Cihan’dan Ünal’ın sözlü saldırısına yanıt: Almanya’da sürgünde yaşayan gazeteci Metin Cihan, Türkiye’nin İsrail ile ticareti sürdürmesine tepki gösterdiği için kendisi “Almanya’nın kucağında oturmak” ile suçlayan ve sözlü saldırıda bulunan Yeni Şafak Gazetesi yazarı Aydın Ünal’a X hesabından yanıt verdi: “…Doğal olarak, Almanya’nın İsrail’e silah ve finans desteğini insanlık suçu olarak görüyorum. Bu konudaki bir eylemde bulunduğum için burada da hakkımda polis soruşturması açıldı. Öte yandan, Almanya’daki iktidar İsrail’e desteğini açıkça ifade ediyor, Ak Parti iktidarı ise bir yandan Filistin davasını diline dolayıp bir yandan İsrail ordusunun katliamlarına tedarikçilik yapıyor. Ben, bir gazeteci olarak, bu gerçeği açığa çıkarmaya çalışıyorum” de (8 Kasım).
Kaplan’a saldırı: İstanbul’daki Galatasaray-Beşiktaş futbol karşılaşması sonrası stat dışında A Spor kanalı muhabiri Emre Kaplan’a yumruk atıldı. Emre Kaplan ambulansla hastaneye kaldırılırken şüpheli Beşiktaş Kulübü Başkanı Hasan Arat’ın şoförü Sezgin Gülnar gözaltına alındıktan sonra tutuklandı. Adalet Bakanı Yılmaz Tunç, olayla ilgili İstanbul Cumhuriyet Başsavcılığı tarafından soruşturma başlatıldığını duyurdu (28-29 Ekim).
Dört haberciye şiddet: Diyarbakır’da 13 Ekim’de düzenlenen “Özgürlük” yürüyüşünü takip ederken dört gazetecinin polis şiddetine maruz kaldığı açıklandı. Dicle Fırat Gazeteciler Derneği (DFG) ve Mezopotamya Kadın Gazeteciler Derneği (MKG), yapılan açıklamada, gazetecileri Heval Önkol, Ceylan Şahinli, Hevidar Önver ve Sonay Ödengit olarak duyurdu (13 Ekim).

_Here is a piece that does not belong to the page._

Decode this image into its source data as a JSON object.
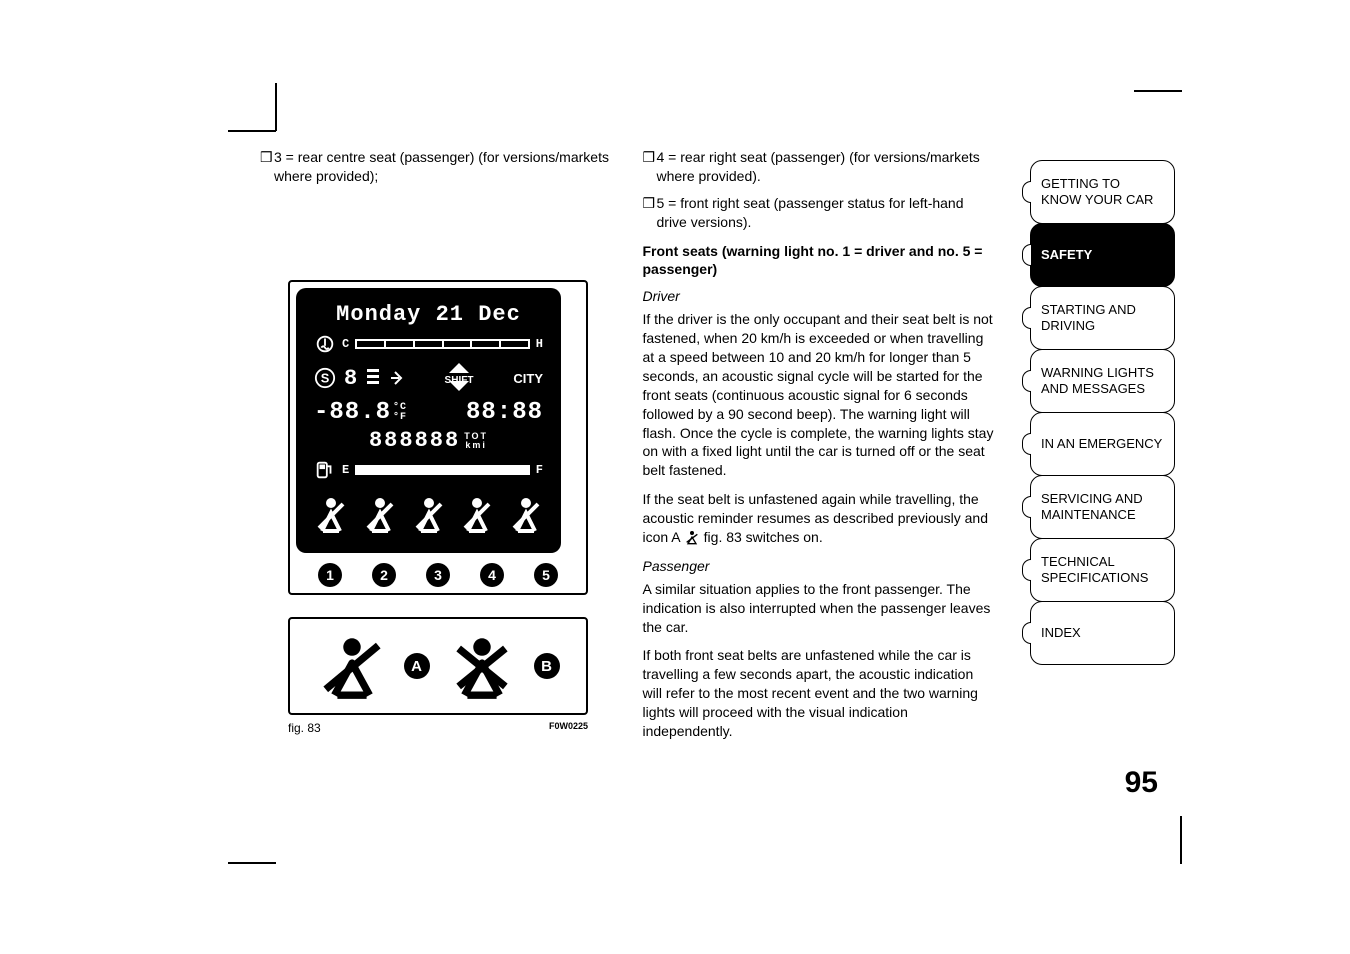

Kars’ta Halitoğlu’na silahlı saldırı: AKP Kars Milletvekili Adem Çalkın’ın kardeşi Harun Çalkın, abisi aleyhine haber yaptığı gerekçesiyle Kars merkezli bir İnternet sitesinin genel yayın koordinatörü Muhammed Halitoğlu’na yönelik bir silahlı saldırı düzenledi. Kendisi ve ailesiyle ilgili hakaret içeren haberler nedeniyle Halitoğlu’yu ve tesadüfen orada bulunan bir kişiyi yaralayan Çalkın silahıyla polise teslim oldu. Bu kişiler, Kars Harakani Devlet Hastanesi’nde tedavi altına alındı. Halitoğlu, kurşunun ayak kemiğini kırması nedeniyle ameliyat edildi (12 Ekim).
Aydın’a cinsel şiddet tehdidi: Halk TV programcısı Şule Aydın, sosyal medya hesabından bir cinsel şiddet tehdidi aldığını ve bununla ilgili Kadıköy İskelesi Polis Merkezi’nde şikâyetçi olduğunu duyurdu. MHP Lideri Devlet Bahçeli tarafından “dört soytarı” ifadesiyle hedef gösterilen gazetecilerden Aydın, evinin duvarına yazılan taciz içeriğinin görüntüsünü paylaşarak, “Ne söyleyeyim artık, bilemiyorum Oturduğum daire kapısındaki duvara, cinsel taciz içeren bir kelime yazmışlar. Ve üzerinde bir leke var. Dün gece saatlerinde yapıldığını düşünüyorum. Kadıköy İskelesi Polis Merkezi’ne şikâyette bulundum. Gazeteciliğimizden dolayı düzenli tehdit aldığım bu süreçte, bu cinsel şiddet tehdidini kimin / kimlerin yaptığının bulunmasını istiyorum. Evimizde bile güvende değiliz” diye yazdı (11 Ekim).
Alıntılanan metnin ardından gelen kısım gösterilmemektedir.